In defeating Saleh Mohammed, a very talented veteran snooker player from Pakistan 11-6 in the final, the youngster from Bangalore justified all that had been written and talked about him in the last five years. When he reached the final of the Asian Billiards championship in Bangalore two years ago, I wrote in this magazine, "Ask not when he will win a world title but how many he will have at the end of a career which is so full of promise."

And why were we all so full of praise for this unassuming kid? It was the passion in the eyes. It was the quiet self-confidence and poise with which he approached his game, which was his life. And finally, it was that vital quality of calmness, which is so essential for any talent to realise its true potential.

And in China, he crossed the first milestone in realising that potential. At 18 he has accomplished a feat which only one other Indian, the late O.B. Agrawal has managed in the last five decades of independent India's competitive snooker endeavours. This world title though is just the beginning for this new giant of the green baize. The title will be the catalyst, which will provide that something extra which champions have ingrained in their mental make up. It will inject into Pankaj that elusive confidence which comes only from success and will reinforce the sub-conscious belief in his own abilities. The title has provided substantial proof, in unambiguous terms, that at this point in time he is the best and is capable of greater deeds.

So, while we need to rejoice at finding a player who can dominate world snooker and billiards, I hope that the celebrations are short lived. The journey for Pankaj has just begun. When he decides to join the professional snooker circuit, his path will be long, winding and treacherous. He will experience loneliness, frustration and perhaps will go through phases, which will dent the conviction, which he possesses in such abundance at this stage of his career. That phase will commence not immediately but after a short honeymoon with the distractions, which come so naturally after any major achievement or success. He will need to draw upon his self-discipline and willpower to re-focus his entire being towards raising the standards of his game even further.
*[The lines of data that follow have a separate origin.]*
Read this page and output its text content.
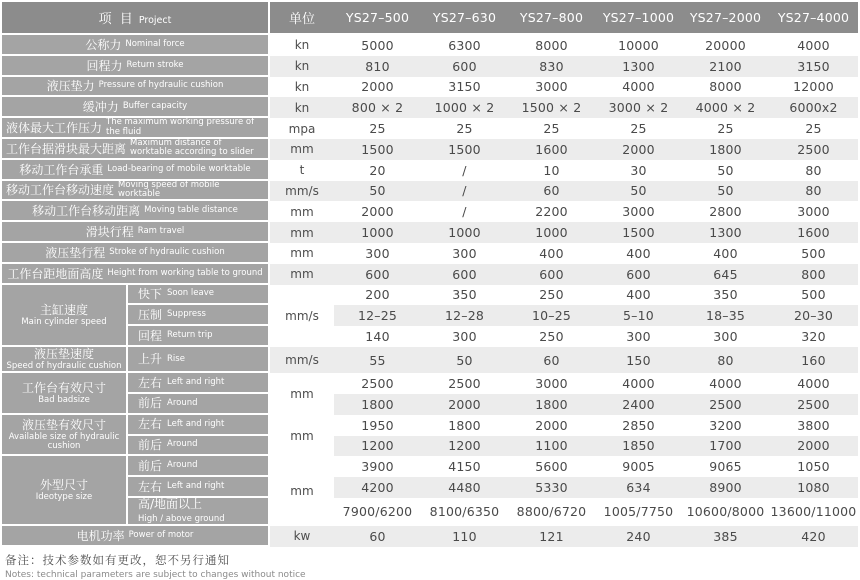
项 目 Project		单位	YS27–500	YS27–630	YS27–800	YS27–1000	YS27–2000	YS27–4000

公称力 Nominal force		kn	5000	6300	8000	10000	20000	4000

回程力 Return stroke		kn	810	600	830	1300	2100	3150

液压垫力 Pressure of hydraulic cushion		kn	2000	3150	3000	4000	8000	12000

缓冲力 Buffer capacity		kn	800 × 2	1000 × 2	1500 × 2	3000 × 2	4000 × 2	6000x2

液体最大工作压力 The maximum working pressure of the fluid		mpa	25	25	25	25	25	25

工作台据滑块最大距离 Maximum distance of worktable according to slider		mm	1500	1500	1600	2000	1800	2500

移动工作台承重 Load-bearing of mobile worktable		t	20	/	10	30	50	80

移动工作台移动速度 Moving speed of mobile worktable		mm/s	50	/	60	50	50	80

移动工作台移动距离 Moving table distance		mm	2000	/	2200	3000	2800	3000

滑块行程 Ram travel		mm	1000	1000	1000	1500	1300	1600

液压垫行程 Stroke of hydraulic cushion		mm	300	300	400	400	400	500

工作台距地面高度 Height from working table to ground		mm	600	600	600	600	645	800

主缸速度
Main cylinder speed	快下 Soon leave	mm/s	200	350	250	400	350	500

	压制 Suppress		12–25	12–28	10–25	5–10	18–35	20–30

	回程 Return trip		140	300	250	300	300	320

液压垫速度
Speed of hydraulic cushion	上升 Rise	mm/s	55	50	60	150	80	160

工作台有效尺寸
Bad badsize	左右 Left and right	mm	2500	2500	3000	4000	4000	4000

	前后 Around		1800	2000	1800	2400	2500	2500

液压垫有效尺寸
Available size of hydraulic cushion	左右 Left and right	mm	1950	1800	2000	2850	3200	3800

	前后 Around		1200	1200	1100	1850	1700	2000

外型尺寸
Ideotype size	前后 Around	mm	3900	4150	5600	9005	9065	1050

	左右 Left and right		4200	4480	5330	634	8900	1080

	高/地面以上
High / above ground		7900/6200	8100/6350	8800/6720	1005/7750	10600/8000	13600/11000

电机功率 Power of motor		kw	60	110	121	240	385	420
备注：技术参数如有更改，恕不另行通知
Notes: technical parameters are subject to changes without notice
The late O. B. Agrawal won the IBSF world snooker title in 1984 at the age of 30. -- Pic. THE HINDU PHOTO LIBRARY-

The achievements of each generation are bettered by the next. At 18 Pankaj has brought back the IBSF world snooker title, which was won by the late O. B. Agrawal in 1984 at the age of 30. Like most champions, Pankaj remains humble in victory and goes out of the way to highlight the contribution of his coach Arvind Savur, a former world semi-finalist and a man, who was the father of modern Indian snooker.

He is supported at home by mother Kajal, who has just the right mixture of support and non-interference, which is equally crucial in nurturing talent and allowing it to find fulfillment. But at the end of the day, it is this 18-year-old, who withstood the pressures imposed at the sport's highest platform and held his composure in annexing his first major title.

Sport is a reclusive activity. Specially in a game like golf or snooker, you practise alone and when you are in the match arena you are all alone. It matters little whether there is one supporter in the audience or a hundred thousand.

You are on your own when you eventually take the stance to pot that last vital ball, which gives you the title. You need to keep your composure at that time and no one can help you but your own conviction.

For keeping that composure we salute you Pankaj. We also salute you for giving our country realistic hopes of one day winning a world professional snooker title and we salute you for being a role model not only to upcoming players who will no doubt want to emulate you but also to established players who will derive some self-belief and inspiration from your achievement.